Monday, July 8, 2019

Here come the scooters!


Source: Veoride.com
Electric-assist scooters will go "on trial" next month in Cedar Rapids, with a rental concession run by Veoride, the same firm that runs the bike share program. The timing is set to coincide with the start of fall classes at Coe College and Mount Mercy University. Thirty scooters will be available for a two-month period. The fees will be the same as for the bikes: $1 to unlock plus 15 cents per minute, with discounts for those who qualify for local, state or federal assistance programs.

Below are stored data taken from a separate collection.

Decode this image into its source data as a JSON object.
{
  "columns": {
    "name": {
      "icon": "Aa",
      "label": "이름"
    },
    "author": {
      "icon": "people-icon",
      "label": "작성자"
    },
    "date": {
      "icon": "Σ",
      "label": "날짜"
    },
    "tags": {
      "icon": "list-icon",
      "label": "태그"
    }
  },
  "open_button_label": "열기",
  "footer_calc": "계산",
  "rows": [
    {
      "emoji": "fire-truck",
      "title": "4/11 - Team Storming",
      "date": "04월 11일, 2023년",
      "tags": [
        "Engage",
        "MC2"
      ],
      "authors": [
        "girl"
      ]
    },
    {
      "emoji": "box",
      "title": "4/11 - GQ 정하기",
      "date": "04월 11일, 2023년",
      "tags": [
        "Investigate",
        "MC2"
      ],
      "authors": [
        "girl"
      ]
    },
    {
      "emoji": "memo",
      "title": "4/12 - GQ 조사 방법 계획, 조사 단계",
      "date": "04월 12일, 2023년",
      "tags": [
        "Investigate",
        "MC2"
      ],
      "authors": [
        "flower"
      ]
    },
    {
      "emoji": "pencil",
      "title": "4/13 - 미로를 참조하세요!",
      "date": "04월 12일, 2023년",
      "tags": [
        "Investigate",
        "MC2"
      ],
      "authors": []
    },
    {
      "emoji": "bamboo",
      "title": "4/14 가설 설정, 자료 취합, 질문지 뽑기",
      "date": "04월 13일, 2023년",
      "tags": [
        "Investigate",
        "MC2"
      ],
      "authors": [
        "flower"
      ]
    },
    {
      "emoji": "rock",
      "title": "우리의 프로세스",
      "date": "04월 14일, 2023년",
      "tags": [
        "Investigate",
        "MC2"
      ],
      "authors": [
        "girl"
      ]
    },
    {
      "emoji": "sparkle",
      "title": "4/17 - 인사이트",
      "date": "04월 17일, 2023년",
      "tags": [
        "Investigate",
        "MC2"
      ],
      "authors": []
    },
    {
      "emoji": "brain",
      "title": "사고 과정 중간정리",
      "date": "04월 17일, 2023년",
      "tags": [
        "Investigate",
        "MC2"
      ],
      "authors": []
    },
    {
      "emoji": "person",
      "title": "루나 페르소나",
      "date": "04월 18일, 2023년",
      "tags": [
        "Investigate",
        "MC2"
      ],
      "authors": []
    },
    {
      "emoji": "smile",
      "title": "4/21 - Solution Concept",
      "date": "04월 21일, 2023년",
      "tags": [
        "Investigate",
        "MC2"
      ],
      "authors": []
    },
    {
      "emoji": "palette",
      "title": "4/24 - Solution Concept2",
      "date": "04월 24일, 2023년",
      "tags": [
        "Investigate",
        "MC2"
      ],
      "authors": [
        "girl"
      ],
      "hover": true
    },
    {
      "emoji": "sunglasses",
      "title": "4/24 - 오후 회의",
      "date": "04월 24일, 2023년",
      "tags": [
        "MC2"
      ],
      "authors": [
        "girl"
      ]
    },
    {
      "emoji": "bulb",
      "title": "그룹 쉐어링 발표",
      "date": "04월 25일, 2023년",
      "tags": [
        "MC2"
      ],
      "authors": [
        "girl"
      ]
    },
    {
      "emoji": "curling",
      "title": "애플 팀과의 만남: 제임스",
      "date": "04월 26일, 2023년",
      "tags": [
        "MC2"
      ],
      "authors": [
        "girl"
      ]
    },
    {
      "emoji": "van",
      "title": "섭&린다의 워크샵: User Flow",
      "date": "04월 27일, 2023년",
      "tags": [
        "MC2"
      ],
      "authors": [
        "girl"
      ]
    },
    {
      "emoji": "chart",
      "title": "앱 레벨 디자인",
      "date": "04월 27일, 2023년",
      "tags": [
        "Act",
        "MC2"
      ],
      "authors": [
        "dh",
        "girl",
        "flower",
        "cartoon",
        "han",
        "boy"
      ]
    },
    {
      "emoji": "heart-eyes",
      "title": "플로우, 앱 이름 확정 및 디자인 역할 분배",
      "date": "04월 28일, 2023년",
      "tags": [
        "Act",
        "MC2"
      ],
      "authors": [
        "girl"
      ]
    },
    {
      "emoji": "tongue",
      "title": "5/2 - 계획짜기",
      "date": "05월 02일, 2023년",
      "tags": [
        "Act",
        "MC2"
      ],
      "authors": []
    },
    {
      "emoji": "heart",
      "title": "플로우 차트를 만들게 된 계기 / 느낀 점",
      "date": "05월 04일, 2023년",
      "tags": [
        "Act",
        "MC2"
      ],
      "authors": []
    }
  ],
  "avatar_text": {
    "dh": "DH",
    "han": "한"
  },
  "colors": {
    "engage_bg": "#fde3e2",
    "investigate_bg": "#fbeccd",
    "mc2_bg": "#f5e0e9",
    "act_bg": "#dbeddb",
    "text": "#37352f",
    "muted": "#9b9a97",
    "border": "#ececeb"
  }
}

If the bikes, which I've ridden a few times, are any indication, the scooters will be serviceable and durable if not glamorous. From the Veoride website:
Each VeoRide scooter features 10-inch wheels with a proprietary, shock-absorbent tire and comes equipped with a built-in sensor to detect road conditions and automatically engage the motor and braking system to slow the vehicle and protect the rider. The swappable battery located in the deck of the scooter creates a lower center of gravity, the motor positioned at the rear provides greater stability and keeps the vehicle from lurching forward, while the mountain-bike type suspension ensures a smooth ride. The speedometer lets riders know how fast they are traveling, and VeoRide can program and adjust scooter speed to meet a community’s standards.
Atlantic writer Robinson Meyer offers these additional tips, which you may not need, but for which I will be grateful if I ever find myself on one of these things: 
It’s best ridden with one leg on the platform and the other hanging off the side for emergency braking, or fleeing. For a classic scooter, all propulsion has to come from either gravity or the rider’s body, pushing off the ground with his foot. An e-scooter only needs you to push off when coming out of a stop. (After that, the engine takes over.) The push-off/scoot-forward/hit-the-throttle movement is the only real coordination required.
Meyer recommends riding in the bike lanes: Sidewalks are small, and are reserved for pedestrians, poor dears. Roads are big and have lots of space for us Big Scooter Adults. [SEE ALSO: Benjamin Schneider, "What Happened When I Rented an E-Scooter for (Almost) a Month," City Lab, 1 July 2019]


Bird reached agreement with Kansas City after starting there with a "guerilla drop"
(swiped from kansascity.com)
Scooter programs come highly recommended. Corridor Urbanism co-founder Ben Kaplan was nothing short of ecstatic after trying them out in Kansas City last year. They are amazing, he wrote. Every city should have them. All the good things you have heard about the scooters are true. He went on: They are cheap, fun, and useful. For one trip, I went two and a half freaking miles and it was delightful.

Meyer of the Atlantic says his three-mile commute to work in Washington, D.C. "had never gone so fast" as when he finally tried it by scooter. His main concern is that scooters are too "socially conspicuous" to endure, and will soon join the ranks of transition lenses, cargo shorts, and Camelbacks which "have never escaped their dorkiness." Ben replies: Are they dorky? Hell yeah. Will you care once you're on one? Hell no.

See the source image
Jenny Durkan, mayor of Seattle
Nevertheless, we must ask ourselves, are we doomed? If you're like me, you ask yourself this question all the time, anyway, so let's consider whether electronic scooter rental in Cedar Rapids--or your town, if you're not fortunate enough to live in the city SmartAsset rated #6 Best City of Living the American Dream--will exacerbate or mitigate this doom.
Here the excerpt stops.